Aviation

As FAAN Counts Losses over New Terminal Location

New Terminal, MMIA

New Terminal, MMIA

New terminal at the Murtala Muhammed International Airport, Lagos

Beside structural deficiencies of the new terminal at the Murtala Muhammed International Airport (MMIA), Lagos, the location of the facility may cost the Federal Airports Authority of Nigeria (FAAN) huge amount of money as compensation for the existing structures that must be demolished to expand and make the terminal functional.

The buildings and facilities expected that would be removed before the terminal could accommodate wide body aircraft including the Accident Investigation Bureau (AIB), head office, the private terminals for business jets, including Dominion, EAN Aviation (Evergreen), Pilots Crew building and Caverton Helicopters terminal.

The location of the facility was a second choice after the right place near the international runway 18R, where the terminal ought to have been built, was embroiled in legal tussle between Chief Harry Akande (who secured ownership of the land many years ago) and FAAN, which ceded the property to Akande, but still wanted to use it for the terminal.

Locating the new terminal at its current place has been fraught with many problems. Many industry pundits said that it was a bad decision that was made.

A study on the infrastructural limitation of the terminal, funded by the then Ministry of Transportation, disclosed that there are many facilities that must be relocated before the terminal would become operational.

The report, which was carried out by Arcaid, Architects and Environmental Consultants on the four new international terminals located at the airports in Kano, Lagos, Abuja and Port Harcourt revealed that facilities built at the cost of $600 million lacked essential facilities.

In Lagos, for the terminal to become fully functional, the fire service building, the control tower must be relocated. The studies also revealed that essential facilities that were absent in the new terminals included landside link, which ought to link the new terminal to the old, drop off canopy, access roads, apron and taxiway, water treatment upgrade and power improvement equipment.

Industry sources blamed FAAN for not exhausting the possibilities of taking over the right location meant for the terminal in Lagos by negotiating with Chief Harry Akande, instead of going to court with him.

An operator of one of the major private facilities at the airport told THISDAY that if FAAN had insisted to take over the land on the grounds of public interest, it would have nullified any other claim over the land by Akande.

Akande on the other hand, had told THISDAY that if FAAN had approached him and negotiated instead of being standoffish and grandstanding, he would have conceded the land. But the agency chose to go to court and lost the case to Akande.

The operator said FAAN ought to be visionary, noting that passenger traffic would continue to grow. So, he said the agency ought to provide facilities that would accommodate it, adding that the whole space from the new six-story car park to the Blue Lodge Hotel should be left for multi-story car pack that would be built in future.

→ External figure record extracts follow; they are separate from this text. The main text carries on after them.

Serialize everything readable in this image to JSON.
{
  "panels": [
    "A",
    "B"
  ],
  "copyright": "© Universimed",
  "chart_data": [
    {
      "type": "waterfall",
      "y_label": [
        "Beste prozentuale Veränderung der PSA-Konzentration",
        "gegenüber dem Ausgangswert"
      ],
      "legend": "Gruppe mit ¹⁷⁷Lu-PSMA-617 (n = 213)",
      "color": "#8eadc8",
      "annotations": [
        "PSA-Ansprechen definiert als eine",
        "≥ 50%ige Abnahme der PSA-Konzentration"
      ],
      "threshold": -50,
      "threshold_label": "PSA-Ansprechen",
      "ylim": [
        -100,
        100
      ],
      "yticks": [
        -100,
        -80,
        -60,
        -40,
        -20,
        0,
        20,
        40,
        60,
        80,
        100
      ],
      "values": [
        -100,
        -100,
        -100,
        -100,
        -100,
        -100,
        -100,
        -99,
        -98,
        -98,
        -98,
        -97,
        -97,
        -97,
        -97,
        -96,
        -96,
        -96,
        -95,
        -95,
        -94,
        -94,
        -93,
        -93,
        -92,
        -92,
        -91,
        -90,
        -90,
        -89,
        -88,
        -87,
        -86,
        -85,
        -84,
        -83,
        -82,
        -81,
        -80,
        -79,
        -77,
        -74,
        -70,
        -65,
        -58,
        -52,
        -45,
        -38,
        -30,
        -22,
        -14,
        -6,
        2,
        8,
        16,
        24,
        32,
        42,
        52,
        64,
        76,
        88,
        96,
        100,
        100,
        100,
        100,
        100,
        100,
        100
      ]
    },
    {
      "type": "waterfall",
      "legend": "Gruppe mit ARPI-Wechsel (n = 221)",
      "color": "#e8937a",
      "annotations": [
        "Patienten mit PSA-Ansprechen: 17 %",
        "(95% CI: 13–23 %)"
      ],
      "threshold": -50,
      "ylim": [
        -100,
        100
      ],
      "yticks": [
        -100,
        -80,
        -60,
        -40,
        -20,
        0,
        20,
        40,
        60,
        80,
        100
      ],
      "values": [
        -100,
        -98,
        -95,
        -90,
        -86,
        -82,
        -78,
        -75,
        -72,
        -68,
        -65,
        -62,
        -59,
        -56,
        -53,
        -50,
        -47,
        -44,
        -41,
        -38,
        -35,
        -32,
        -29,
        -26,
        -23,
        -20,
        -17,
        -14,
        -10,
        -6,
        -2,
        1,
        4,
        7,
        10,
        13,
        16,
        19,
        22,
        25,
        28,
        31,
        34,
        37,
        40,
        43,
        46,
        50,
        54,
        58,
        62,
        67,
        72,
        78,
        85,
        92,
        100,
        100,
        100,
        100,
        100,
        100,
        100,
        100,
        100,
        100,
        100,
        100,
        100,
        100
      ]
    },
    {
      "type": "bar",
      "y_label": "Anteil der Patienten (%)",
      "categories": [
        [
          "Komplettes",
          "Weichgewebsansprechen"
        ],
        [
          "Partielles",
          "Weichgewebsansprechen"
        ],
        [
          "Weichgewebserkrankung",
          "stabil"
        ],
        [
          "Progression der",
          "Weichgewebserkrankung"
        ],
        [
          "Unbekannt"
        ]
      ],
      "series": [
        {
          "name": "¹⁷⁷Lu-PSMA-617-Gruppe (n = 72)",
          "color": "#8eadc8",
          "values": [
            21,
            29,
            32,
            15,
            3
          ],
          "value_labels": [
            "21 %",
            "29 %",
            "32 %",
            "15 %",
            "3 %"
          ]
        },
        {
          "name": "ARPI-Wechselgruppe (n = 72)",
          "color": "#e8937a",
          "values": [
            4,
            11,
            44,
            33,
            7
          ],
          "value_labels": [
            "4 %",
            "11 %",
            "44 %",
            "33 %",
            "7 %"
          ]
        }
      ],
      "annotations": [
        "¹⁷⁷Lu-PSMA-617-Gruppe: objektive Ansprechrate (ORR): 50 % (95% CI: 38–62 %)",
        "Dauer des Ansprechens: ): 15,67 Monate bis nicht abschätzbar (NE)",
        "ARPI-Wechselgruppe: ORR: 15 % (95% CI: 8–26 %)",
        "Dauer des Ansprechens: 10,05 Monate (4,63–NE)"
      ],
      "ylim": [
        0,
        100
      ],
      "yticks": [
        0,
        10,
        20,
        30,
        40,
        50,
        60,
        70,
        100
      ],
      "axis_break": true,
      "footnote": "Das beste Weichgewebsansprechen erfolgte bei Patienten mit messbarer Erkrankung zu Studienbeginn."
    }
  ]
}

“If FAAN had insisted that it wanted that land on public interest it would have taken it over and this current problem wouldn’t have arisen.
“Now, FAAN should know that passenger traffic is growing rapidly, so it should not concession the land between the current car park and the Blue Lodge Hotel because that is where more multi-story car parks should be built. All international airports have large parking facilities, Lagos airport won’t be different,” he said.

Lamenting the wrong decision to site the new terminal at its current location, a top official of FAAN told THISDAY, “If we really need the full service of that new terminal it means that the Dominion private jet terminal, the pilots rest room, the EAN, AIB and the Caverton facility will be removed so that the apron of the terminal will be extended to those areas. This will enable wide body aircraft to land at the terminal. That is, if we really want a good terminal.

“There is no big aircraft that can go there without that expansion, no avio bridge is being installed and the link is being built between the old terminal and the new but the new will be grossly underutilised without that expansion.

“The new terminal is sitting on the cables that supply power to the airport and that was why there were many power cuts when it was under construction. It was a mistake to have located the terminal there, but for its full utilisation, demolition of those other property is inevitable,” the FAAN official said.

The Minister of Aviation, Senator Hadi Sirika, had condemned the location of the terminal, saying the planning of the project did not envisage that the building would lead to additional works, power and water supply, adding that it was also discovered that the building would block both the control and fire towers which would require relocation, so additional work was required to link it with the existing terminal as well as expanding the apron to accommodate bigger air planes.